Matteo-Mangiacavallo

I Cinquestelle non ci stanno, “l’olio extravergine di oliva rappresenta uno dei prodotti portanti del settore agricolo siciliano e la scelta relativa all’immissione in commercio di altre 35 mila tonnellate di olio tunisino nel nostro Paese non è tollerabile”, lo dice il deputato all’Ars del Movimento 5 Stelle dell’Agrigentino Matteo Mangiacavallo che adesso interpella il presidente Crocetta e l’assessore alle Attività produttive. La battaglia dei Cinquestelle a tutela delle produzioni agricole nazionali non si arresta e sta toccando tutte le istituzioni rappresentative. Il parlamentare a Palazzo dei Normanni annuncia anche una mozione a riguardo firmata da tutti i 14 deputati M5S.

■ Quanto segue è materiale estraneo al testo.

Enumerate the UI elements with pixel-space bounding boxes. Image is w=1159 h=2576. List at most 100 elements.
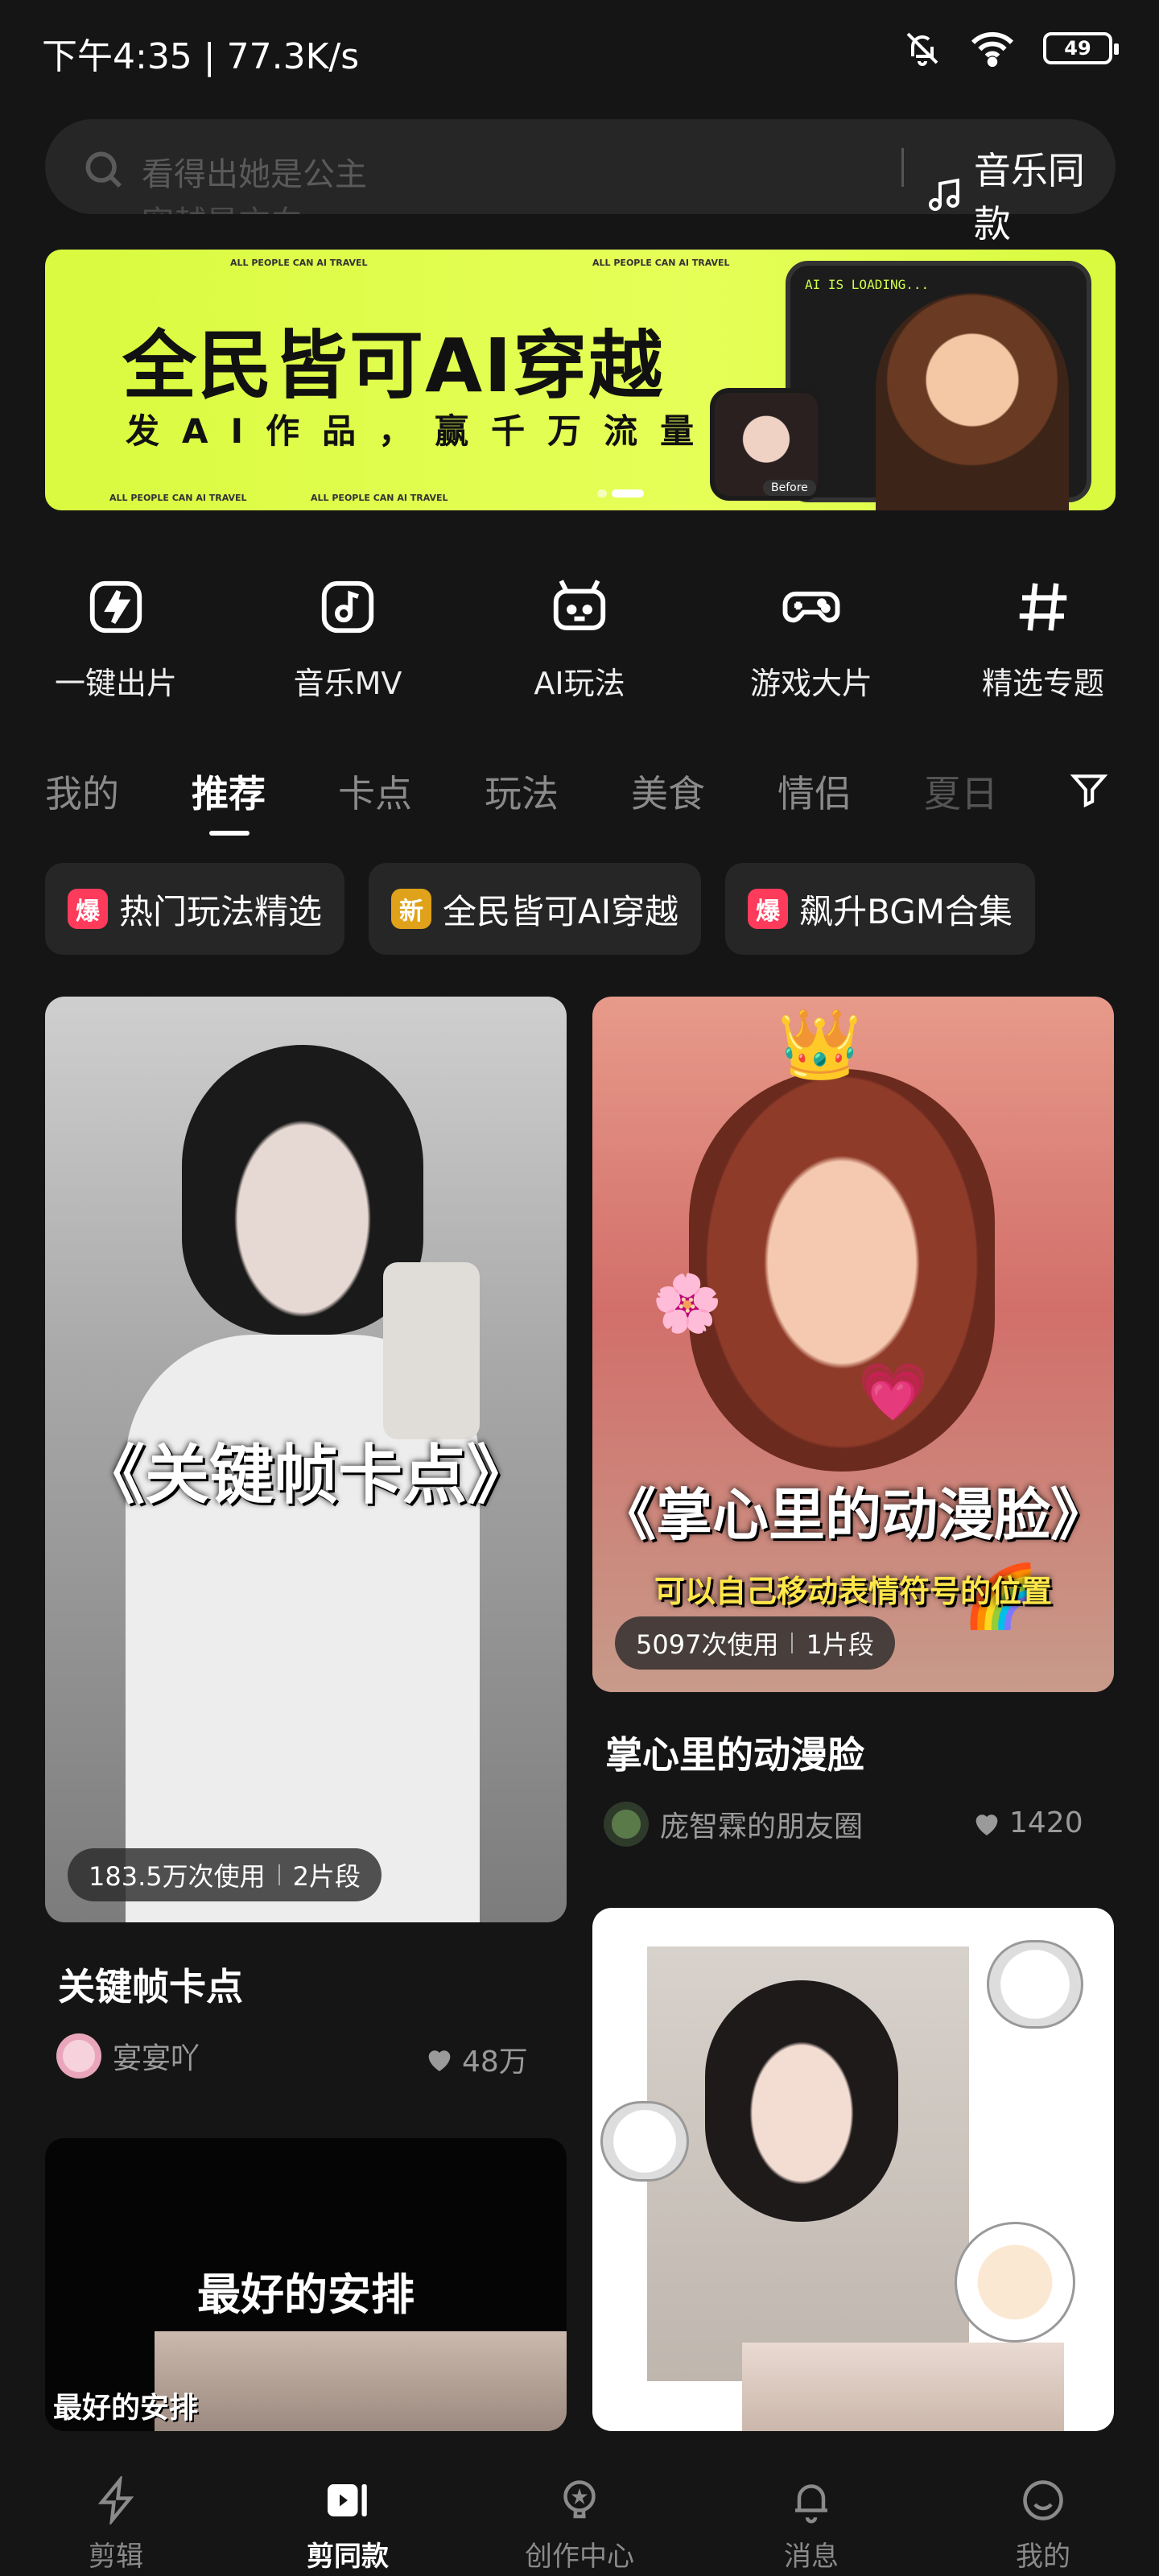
sheep-sticker-icon [987,1940,1083,2029]
like-count[interactable]: 48万 [423,2038,528,2080]
usage-pill: 5097次使用 1片段 [615,1616,895,1670]
card-title[interactable]: 掌心里的动漫脸 [605,1726,864,1779]
card-overlay-title: 《掌心里的动漫脸》 [600,1482,1107,1548]
quick-game[interactable]: 游戏大片 [695,573,927,703]
tab-recommend[interactable]: 推荐 [192,765,266,818]
quick-label: AI玩法 [534,666,625,701]
template-card[interactable]: 👑 💗 🌸 🌈 《掌心里的动漫脸》 可以自己移动表情符号的位置 5097次使用 … [592,997,1114,1692]
lightbulb-icon [563,2480,596,2519]
avatar [56,2033,101,2079]
usage-count: 5097次使用 [636,1629,779,1660]
flower-emoji-icon: 🌸 [652,1270,723,1336]
gamepad-icon [782,591,840,623]
template-card[interactable]: 最好的安排 最好的安排 [45,2138,567,2431]
card-photo-face [705,1980,898,2222]
author-name: 宴宴吖 [113,2042,200,2075]
chip-hot-play[interactable]: 爆 热门玩法精选 [45,863,345,955]
quick-label: 游戏大片 [749,666,872,701]
tab-food[interactable]: 美食 [631,765,705,818]
banner-small-text: ALL PEOPLE CAN AI TRAVEL [109,493,247,503]
promo-banner[interactable]: ALL PEOPLE CAN AI TRAVEL ALL PEOPLE CAN … [45,250,1116,510]
tab-couple[interactable]: 情侣 [777,765,852,818]
chip-label: 热门玩法精选 [119,891,323,931]
sheep-sticker-icon [955,2222,1075,2343]
card-overlay-small: 最好的安排 [53,2392,199,2425]
tab-mine[interactable]: 我的 [45,765,119,818]
smile-icon [1023,2480,1063,2520]
bottom-nav: 剪辑 剪同款 创作中心 消息 我的 [0,2431,1159,2576]
segment-count: 1片段 [806,1629,874,1660]
card-photo-2 [742,2343,1064,2431]
music-note-icon [321,580,374,634]
heart-icon [975,1814,998,1835]
card-title[interactable]: 关键帧卡点 [58,1958,243,2011]
sheep-sticker-icon [600,2101,689,2182]
banner-small-text: ALL PEOPLE CAN AI TRAVEL [230,258,368,268]
nav-messages[interactable]: 消息 [695,2431,927,2576]
quick-label: 精选专题 [981,666,1104,701]
template-card[interactable] [592,1908,1114,2431]
usage-pill: 183.5万次使用 2片段 [68,1848,382,1901]
card-author[interactable]: 庞智霖的朋友圈 [604,1802,863,1847]
like-value: 48万 [462,2046,528,2079]
hashtag-icon [1019,583,1067,631]
chip-ai-travel[interactable]: 新 全民皆可AI穿越 [369,863,702,955]
card-overlay-title: 最好的安排 [197,2269,415,2320]
play-icon [328,2484,367,2516]
nav-creator[interactable]: 创作中心 [464,2431,695,2576]
tab-beat[interactable]: 卡点 [338,765,412,818]
card-author[interactable]: 宴宴吖 [56,2033,200,2079]
quick-music-mv[interactable]: 音乐MV [232,573,464,703]
banner-small-text: ALL PEOPLE CAN AI TRAVEL [311,493,448,503]
search-icon [85,151,122,188]
music-same-button[interactable]: 音乐同款 [926,142,1116,248]
quick-ai-play[interactable]: AI玩法 [464,573,695,703]
nav-label: 剪同款 [307,2541,389,2573]
author-name: 庞智霖的朋友圈 [660,1810,864,1843]
chip-label: 飙升BGM合集 [799,891,1013,931]
search-bar[interactable]: 看得出她是公主 穿越是方向 音乐同款 [45,119,1116,246]
segment-count: 2片段 [292,1861,361,1892]
heart-icon [428,2050,451,2071]
avatar [604,1802,649,1847]
template-card[interactable]: 《关键帧卡点》 183.5万次使用 2片段 [45,997,567,1922]
quick-actions: 一键出片 音乐MV AI玩法 游戏大片 精选专题 [0,573,1159,703]
topic-chips: 爆 热门玩法精选 新 全民皆可AI穿越 爆 飙升BGM合集 [45,863,1035,955]
nav-label: 创作中心 [525,2541,634,2573]
banner-small-text: ALL PEOPLE CAN AI TRAVEL [592,258,730,268]
chip-badge: 新 [391,889,432,929]
battery-level: 49 [1064,37,1091,60]
chip-bgm[interactable]: 爆 飙升BGM合集 [725,863,1035,955]
tab-summer[interactable]: 夏日 [924,765,998,818]
quick-topics[interactable]: 精选专题 [927,573,1159,703]
quick-one-click[interactable]: 一键出片 [0,573,232,703]
like-count[interactable]: 1420 [971,1806,1083,1839]
nav-label: 剪辑 [89,2541,143,2573]
nav-profile[interactable]: 我的 [927,2431,1159,2576]
card-photo-phone [383,1262,480,1439]
nav-edit[interactable]: 剪辑 [0,2431,232,2576]
quick-label: 音乐MV [293,666,402,701]
music-note-icon [928,178,959,211]
mute-bell-icon [906,32,938,66]
quick-label: 一键出片 [54,666,177,701]
wifi-icon [971,31,1014,68]
chip-badge: 爆 [68,889,108,929]
nav-label: 我的 [1016,2541,1070,2573]
status-time: 下午4:35 | 77.3K/s [42,36,360,77]
nav-template[interactable]: 剪同款 [232,2431,464,2576]
banner-loading-text: AI IS LOADING... [805,277,930,292]
nav-label: 消息 [784,2541,839,2573]
search-placeholder: 看得出她是公主 [142,156,367,193]
status-bar: 下午4:35 | 77.3K/s 49 [0,0,1159,105]
crown-icon: 👑 [777,1005,862,1084]
bell-icon [795,2484,827,2524]
filter-icon[interactable] [1069,770,1109,810]
card-photo-face [689,1069,995,1472]
chip-badge: 爆 [748,889,789,929]
tab-play[interactable]: 玩法 [485,765,559,818]
banner-before-label: Before [763,480,816,496]
search-divider [901,148,904,187]
lightning-icon [97,2476,134,2524]
card-photo [155,2331,567,2431]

Alla Tunisia – afferma Mangiacavallo – era già stata concessa la possibilità di immettere nel mercato italiano una quota pari a 54 mila tonnellate di olio di oliva, generando un effetto negativo per il mercato dell’extravergine; le ulteriori 35 mila tonnellate non faranno altro che appesantire una situazione già al limite. In effetti, – continua – come dimostrato, la misura non aiuta di certo i produttori tunisini ma, al contrario, è utile soltanto a qualche imprenditore spregiudicato che mediante le importazioni di oli a basso prezzo riesce a lucrare a scapito dei produttori e dei consumatori siciliani”.

Dalla Regione facciano sentire forte la voce dei siciliani, – conclude Mangiacavallo – non possiamo permettere di perdere altri importanti pezzi della nostra economia”. Attraverso l’atto parlamentare, il Cinquestelle vuole sapere, quindi, quali iniziative intendano assumere assessorato e presidente in sede nazionale e comunitaria allo scopo di porre fine ai danni che l’olivicoltura e l’agricoltura siciliana in generale continuano a subire.